Compare this with the Bayesian decision theory version of hypothesis testing: you assign a cost to the two types of error, calculate the posterior probability under both conditions, based on the observations and incorporating any prior knowledge if you have it, calculate a threshold that minimizes your expected cost, and accept or reject based on that. Doesn’t that just make more sense?

I highly recommend the book Bayesian Computation with R. (Although it doesn’t actually talk about decision theory!) It has an associated blog: LearnBayes.

Other things to look at: William H. Jefferys’s Stats 295 class materials (especially these slides, which I’m still working my way through), and his blog for the class.

Simpson’s Paradox

I found a really cool visual explanation of Simpson’s Paradox on the Wikipedier.

Informally, Simpson’s Paradox states that, if you and I are competing, and I do better than you in category A, and I also do better than you in category B, my overall score for both categories combined could actually be worse than yours. The Wikipidia article gives a real-life example:

“In both 1995 and 1996, [David] Justice had a higher batting average […] than [Derek] Jeter; however, when the two years are combined, Jeter shows a higher batting average than Justice.”

And there’s also a famous legal case about Berkeley’s admission rates for women from the 70’s, where they were sued because the overall admission rate was lower for women than for men. Turns out that if you break it down by department, each department actually had a higher admission rate for women.

This all sounds crazy until you stare at the picture above for a while. The slopes of the lines are the percentages.
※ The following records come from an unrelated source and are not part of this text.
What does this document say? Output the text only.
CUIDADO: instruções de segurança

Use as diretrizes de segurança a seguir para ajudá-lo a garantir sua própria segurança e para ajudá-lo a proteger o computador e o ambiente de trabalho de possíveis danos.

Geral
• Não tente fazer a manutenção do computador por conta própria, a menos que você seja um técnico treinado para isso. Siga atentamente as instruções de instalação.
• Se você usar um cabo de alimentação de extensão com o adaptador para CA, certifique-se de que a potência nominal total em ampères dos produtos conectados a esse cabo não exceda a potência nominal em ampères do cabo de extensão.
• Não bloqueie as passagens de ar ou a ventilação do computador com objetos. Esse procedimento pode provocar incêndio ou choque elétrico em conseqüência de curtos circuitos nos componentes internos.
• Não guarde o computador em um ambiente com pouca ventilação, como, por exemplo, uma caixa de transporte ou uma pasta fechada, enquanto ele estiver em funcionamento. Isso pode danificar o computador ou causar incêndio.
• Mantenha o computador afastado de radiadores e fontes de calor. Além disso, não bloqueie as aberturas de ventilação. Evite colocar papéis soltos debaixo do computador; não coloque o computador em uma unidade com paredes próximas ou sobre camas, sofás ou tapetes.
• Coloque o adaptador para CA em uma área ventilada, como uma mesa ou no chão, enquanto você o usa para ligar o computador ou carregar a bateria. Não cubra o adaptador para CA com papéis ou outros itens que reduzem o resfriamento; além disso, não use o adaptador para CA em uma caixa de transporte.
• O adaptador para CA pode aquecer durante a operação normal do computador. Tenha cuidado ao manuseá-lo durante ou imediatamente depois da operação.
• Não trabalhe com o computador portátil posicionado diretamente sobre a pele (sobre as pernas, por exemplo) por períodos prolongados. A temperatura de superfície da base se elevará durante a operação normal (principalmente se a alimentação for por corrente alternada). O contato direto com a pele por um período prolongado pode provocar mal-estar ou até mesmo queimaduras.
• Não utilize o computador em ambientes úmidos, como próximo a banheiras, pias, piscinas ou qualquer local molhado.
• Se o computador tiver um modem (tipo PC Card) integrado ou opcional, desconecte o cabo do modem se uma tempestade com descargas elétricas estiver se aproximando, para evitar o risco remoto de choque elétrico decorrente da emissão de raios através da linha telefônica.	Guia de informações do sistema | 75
Both solid blue vectors have smaller slopes than their corresponding solid red vectors, but when you add the them (shown as a dashed lines), the blue vectors have a bigger slope.

What the picture really makes clear is that a ratio or a percentage is not a complete description of the situation. Knowing a percentage is equivalent to knowing the angle of a vector without knowing its magnitude. You can see from the picture that this isn’t a weird corner case; there are many choices for the second blue vector that would have the same result.

It’s been probably 10-12 years since I learned about Simpson’s Paradox in some undergrad stats class. Now I finally really understand it.